项目概要 摘要 β淀粉样蛋白诱导的突触功能障碍中的突触后激酶/磷酸酶网络 阿尔茨海默病 (AD) 的特点是突触功能受损和关键部位的突触丧失。 学习和记忆所需的前脑区域，包括海马体。虽然病理剂 AD 的成因仍然存在争议（β 淀粉样蛋白；Aβ 与 tau 蛋白），存在很强的遗传、生化、解剖学和 电生理学证据支持 Aβ 足以启动细胞过程，导致严重的 突触病理学。例如，亚微摩尔剂量的 Aβ 可急性（几分钟内）长期抑制 增强（LTP），一种对学习和记忆至关重要的突触可塑性形式。

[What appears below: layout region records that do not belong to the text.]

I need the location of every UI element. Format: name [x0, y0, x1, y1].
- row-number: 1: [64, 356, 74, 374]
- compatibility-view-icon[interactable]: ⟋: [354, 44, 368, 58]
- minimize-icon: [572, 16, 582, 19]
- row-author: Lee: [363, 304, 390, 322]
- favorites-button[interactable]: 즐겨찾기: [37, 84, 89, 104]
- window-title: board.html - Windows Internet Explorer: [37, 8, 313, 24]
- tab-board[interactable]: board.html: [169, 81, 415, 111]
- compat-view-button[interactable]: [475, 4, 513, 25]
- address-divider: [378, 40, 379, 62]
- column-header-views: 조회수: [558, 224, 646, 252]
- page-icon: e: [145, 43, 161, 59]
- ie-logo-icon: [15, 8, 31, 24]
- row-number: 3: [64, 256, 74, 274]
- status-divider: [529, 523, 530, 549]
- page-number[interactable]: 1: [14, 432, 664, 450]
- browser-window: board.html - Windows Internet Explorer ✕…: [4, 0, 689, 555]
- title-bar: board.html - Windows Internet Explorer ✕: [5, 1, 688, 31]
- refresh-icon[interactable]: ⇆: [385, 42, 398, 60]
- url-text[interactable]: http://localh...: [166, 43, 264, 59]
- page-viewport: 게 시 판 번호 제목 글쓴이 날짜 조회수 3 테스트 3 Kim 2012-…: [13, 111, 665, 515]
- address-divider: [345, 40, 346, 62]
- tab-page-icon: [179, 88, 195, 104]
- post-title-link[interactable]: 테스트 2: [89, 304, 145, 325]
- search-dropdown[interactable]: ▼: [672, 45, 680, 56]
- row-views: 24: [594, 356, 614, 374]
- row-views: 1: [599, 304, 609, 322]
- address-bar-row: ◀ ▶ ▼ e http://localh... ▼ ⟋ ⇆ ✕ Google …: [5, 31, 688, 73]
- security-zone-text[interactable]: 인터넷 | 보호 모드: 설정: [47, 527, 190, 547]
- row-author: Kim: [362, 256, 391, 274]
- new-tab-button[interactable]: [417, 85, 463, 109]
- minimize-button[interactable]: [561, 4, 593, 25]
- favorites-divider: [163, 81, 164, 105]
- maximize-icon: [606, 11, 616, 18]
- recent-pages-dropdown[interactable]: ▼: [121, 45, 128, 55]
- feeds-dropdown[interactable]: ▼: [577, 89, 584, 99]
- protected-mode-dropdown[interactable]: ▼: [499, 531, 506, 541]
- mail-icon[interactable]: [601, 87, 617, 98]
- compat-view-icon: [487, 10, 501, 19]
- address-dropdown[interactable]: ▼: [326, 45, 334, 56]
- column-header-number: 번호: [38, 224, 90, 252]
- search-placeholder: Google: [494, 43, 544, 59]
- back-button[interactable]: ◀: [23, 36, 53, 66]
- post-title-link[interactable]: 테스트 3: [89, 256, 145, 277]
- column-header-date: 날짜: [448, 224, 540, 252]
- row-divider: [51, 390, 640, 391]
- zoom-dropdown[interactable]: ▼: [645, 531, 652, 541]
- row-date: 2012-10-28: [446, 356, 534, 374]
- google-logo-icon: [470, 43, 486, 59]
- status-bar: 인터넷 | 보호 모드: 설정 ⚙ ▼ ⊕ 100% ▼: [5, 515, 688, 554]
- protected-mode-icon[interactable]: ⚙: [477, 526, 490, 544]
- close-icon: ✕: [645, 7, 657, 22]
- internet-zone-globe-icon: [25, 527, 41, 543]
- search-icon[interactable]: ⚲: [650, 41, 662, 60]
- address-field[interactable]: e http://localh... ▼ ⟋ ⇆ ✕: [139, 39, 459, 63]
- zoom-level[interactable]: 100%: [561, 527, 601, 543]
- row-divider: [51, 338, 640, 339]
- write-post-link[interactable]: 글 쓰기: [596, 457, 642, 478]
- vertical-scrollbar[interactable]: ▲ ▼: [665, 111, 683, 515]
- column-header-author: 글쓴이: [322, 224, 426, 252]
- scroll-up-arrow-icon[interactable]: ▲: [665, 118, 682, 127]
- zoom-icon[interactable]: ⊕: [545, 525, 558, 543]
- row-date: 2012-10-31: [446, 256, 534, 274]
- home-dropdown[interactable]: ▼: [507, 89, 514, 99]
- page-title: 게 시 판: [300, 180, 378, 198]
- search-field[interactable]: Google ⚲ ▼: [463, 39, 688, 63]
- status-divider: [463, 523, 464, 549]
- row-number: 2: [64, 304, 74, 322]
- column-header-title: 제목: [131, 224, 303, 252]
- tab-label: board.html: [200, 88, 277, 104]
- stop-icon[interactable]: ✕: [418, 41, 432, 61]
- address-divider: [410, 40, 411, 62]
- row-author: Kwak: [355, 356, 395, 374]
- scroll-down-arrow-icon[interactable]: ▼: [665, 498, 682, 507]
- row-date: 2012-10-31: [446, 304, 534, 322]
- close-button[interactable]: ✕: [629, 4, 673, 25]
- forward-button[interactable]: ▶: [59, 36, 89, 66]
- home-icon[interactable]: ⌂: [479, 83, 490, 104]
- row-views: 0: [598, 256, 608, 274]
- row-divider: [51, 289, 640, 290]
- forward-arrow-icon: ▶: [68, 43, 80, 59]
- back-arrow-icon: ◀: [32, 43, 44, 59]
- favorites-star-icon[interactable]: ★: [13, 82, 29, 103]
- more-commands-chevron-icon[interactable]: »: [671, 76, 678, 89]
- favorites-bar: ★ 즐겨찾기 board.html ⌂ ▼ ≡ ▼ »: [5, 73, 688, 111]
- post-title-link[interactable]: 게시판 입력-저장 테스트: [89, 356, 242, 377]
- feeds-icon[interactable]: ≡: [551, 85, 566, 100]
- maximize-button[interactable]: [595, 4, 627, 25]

此外，更长的Aβ 暴露（数天至数周）会导致抑郁并通过a消除兴奋性突触 需要 NMDA 受体信号传导的过程。然而，驱动下游信号网络 急性和慢性 Aβ 介导的突触病理学才刚刚开始出现，需要进一步研究 调查了。我们实验室提供的强有力的初步数据表明，几种突触后丝氨酸/苏氨酸激酶（CaMKII、 DAPK1、PKA）和磷酸酶（钙调神经磷酸酶 (CaN)）是导致急性 Aβ- 的关键分子参与者 诱导 LTP 破坏，可能是通过 NMDA 受体 Ca2+ 进入受损。目前尚不清楚是否 这些相同的信号传导机制介导慢性 Aβ 诱导的突触抑制和消除，但是 此处公布的数据和初步数据表明需要 CaN 活性。重要的是，所有这些 激酶和磷酸酶在突触后信号网络中相互作用，该网络整合了 NMDAR 活动旨在促进 LTP 或 LTD。事实上，支架对 PKA 和 CaN 的突触锚定 蛋白 AKAP79/150 似乎对于促进 PKA、CaN、DAPK1 和 CaMKII 在突触位点建立正常的 LTP/LTD 平衡。在这个多 PI 项目中，我们将测试 假设 Aβ 通过扰乱突触功能而导致急性（目标 1 和 2）和慢性（目标 3 和 4）突触功能障碍。 该信号网络及其下游效应器的平衡有利于LTD，导致LTP和 突触消除。